Giannulli politely rebuffed the offer, noting that he had people that kept him up-to-date. The official responded again with another potentially solicitous offer.
“That’s great! If you’d ever like to discuss the impact your philanthropy or participation in our mentorship programs might have on our students and community, please let me know. Alumni support of cancer research, climate science, social justice programs, and the arts and humanities, among other areas, is critical.”
With that, Giannulli forwarded the exchange to his wife writing, “The nicest I’ve been at blowing off somebody.”
Actress Lori Loughlin and her husband, fashion designer Mossimo Giannulli, are making the case that their alleged bribes to USC were legitimate donations.
In a statement provided to Fox News, the university denied offering Giannulli anything out of the ordinary.
“What was being offered to the Giannullis was neither special nor unique. Tours, classroom visits and meetings are routinely offered. The primary purpose of a flag is to be able to track the outcome of the admission review process.

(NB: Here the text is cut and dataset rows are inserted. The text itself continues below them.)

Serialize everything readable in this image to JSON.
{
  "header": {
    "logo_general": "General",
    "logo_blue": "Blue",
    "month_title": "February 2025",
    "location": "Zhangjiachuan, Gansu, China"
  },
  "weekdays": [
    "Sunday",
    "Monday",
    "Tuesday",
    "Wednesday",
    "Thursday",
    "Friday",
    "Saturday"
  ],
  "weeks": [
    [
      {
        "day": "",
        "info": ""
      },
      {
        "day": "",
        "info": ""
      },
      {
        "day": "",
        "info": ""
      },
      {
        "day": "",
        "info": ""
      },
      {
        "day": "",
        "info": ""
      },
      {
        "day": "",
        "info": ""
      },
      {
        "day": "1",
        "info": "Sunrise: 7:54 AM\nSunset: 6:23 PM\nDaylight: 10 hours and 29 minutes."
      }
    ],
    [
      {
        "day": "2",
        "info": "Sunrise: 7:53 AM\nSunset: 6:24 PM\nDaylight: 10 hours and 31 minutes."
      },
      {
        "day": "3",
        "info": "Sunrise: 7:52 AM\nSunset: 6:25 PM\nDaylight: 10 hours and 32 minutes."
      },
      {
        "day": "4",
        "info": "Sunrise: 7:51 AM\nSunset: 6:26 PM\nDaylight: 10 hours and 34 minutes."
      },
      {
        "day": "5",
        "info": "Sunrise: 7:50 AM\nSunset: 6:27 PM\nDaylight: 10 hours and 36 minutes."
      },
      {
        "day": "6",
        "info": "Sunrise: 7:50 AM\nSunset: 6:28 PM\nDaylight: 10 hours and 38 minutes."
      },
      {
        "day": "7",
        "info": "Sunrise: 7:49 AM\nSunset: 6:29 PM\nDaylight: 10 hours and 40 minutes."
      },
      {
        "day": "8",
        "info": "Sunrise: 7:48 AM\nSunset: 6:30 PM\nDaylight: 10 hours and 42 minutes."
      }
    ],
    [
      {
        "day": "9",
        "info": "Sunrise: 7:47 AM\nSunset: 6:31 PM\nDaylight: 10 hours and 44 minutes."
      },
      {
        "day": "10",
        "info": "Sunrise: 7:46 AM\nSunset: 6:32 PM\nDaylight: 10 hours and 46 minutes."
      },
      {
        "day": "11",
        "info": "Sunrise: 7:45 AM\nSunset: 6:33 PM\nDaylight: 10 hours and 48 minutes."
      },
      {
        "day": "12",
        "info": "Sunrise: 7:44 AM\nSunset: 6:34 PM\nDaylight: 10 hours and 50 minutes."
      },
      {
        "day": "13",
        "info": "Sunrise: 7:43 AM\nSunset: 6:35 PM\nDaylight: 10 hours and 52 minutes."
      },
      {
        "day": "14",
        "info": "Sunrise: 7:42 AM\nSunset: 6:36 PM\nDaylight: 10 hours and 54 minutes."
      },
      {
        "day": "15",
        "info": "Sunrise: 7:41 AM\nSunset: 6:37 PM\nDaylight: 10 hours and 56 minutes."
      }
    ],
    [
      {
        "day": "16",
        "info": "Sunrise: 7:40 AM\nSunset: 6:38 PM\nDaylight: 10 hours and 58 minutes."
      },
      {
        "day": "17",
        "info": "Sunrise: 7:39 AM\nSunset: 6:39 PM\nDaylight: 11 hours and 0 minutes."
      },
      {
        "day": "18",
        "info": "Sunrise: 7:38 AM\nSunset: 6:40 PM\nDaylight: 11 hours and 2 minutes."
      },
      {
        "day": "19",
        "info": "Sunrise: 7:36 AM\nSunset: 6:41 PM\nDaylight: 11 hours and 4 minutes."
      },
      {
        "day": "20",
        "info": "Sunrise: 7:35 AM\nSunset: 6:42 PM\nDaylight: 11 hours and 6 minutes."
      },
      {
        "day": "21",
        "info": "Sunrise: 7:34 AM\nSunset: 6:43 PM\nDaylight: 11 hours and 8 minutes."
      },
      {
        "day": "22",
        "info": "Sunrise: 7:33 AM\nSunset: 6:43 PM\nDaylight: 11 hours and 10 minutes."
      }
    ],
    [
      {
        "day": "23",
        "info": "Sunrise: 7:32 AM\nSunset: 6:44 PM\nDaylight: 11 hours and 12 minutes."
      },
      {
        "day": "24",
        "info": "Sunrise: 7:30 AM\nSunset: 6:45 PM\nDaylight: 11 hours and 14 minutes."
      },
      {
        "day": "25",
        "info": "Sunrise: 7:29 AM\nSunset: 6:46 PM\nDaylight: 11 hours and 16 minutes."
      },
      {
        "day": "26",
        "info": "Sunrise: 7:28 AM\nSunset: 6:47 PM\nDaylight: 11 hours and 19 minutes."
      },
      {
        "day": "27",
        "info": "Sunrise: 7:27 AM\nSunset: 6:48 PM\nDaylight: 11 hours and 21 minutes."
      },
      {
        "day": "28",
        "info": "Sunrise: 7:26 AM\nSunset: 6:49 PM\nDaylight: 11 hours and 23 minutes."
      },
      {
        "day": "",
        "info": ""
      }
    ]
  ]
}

It is not a substitute for otherwise being qualified for admission to USC,” the statement reads.
Prior to the email dump, the couple filed a motion for the government to disclose more evidence in the case in an effort for them to prove that the payments characterized as bribes were thought to be legitimate donations. It seems highlighting USC’s admissions practices may play a big part in that defense strategy. However, as “Entertainment Tonight” notes, prosecutors have hinted that the email exchange demonstrates Giannulli and Loughlin rejecting the legitimate approach in favor of working with Singer.
Loughlin and Giannulli previously pleaded not guilty to expanded charges of bribery brought against them in October along with 11 other parents swept up in the scandal. The duo has been accused of arranging a total collective payment of $500,000 to Singer to get their daughters, OIivia Jade and Isabella, recruited to USC as athletes on the crew team.
The charge of conspiracy to commit federal program bribery carries a maximum sentence of up to five years in prison and a fine of up to $250,000. The couple was previously hit with charges of money laundering and conspiracy that could land them behind bars for 40 years if convicted on all of them.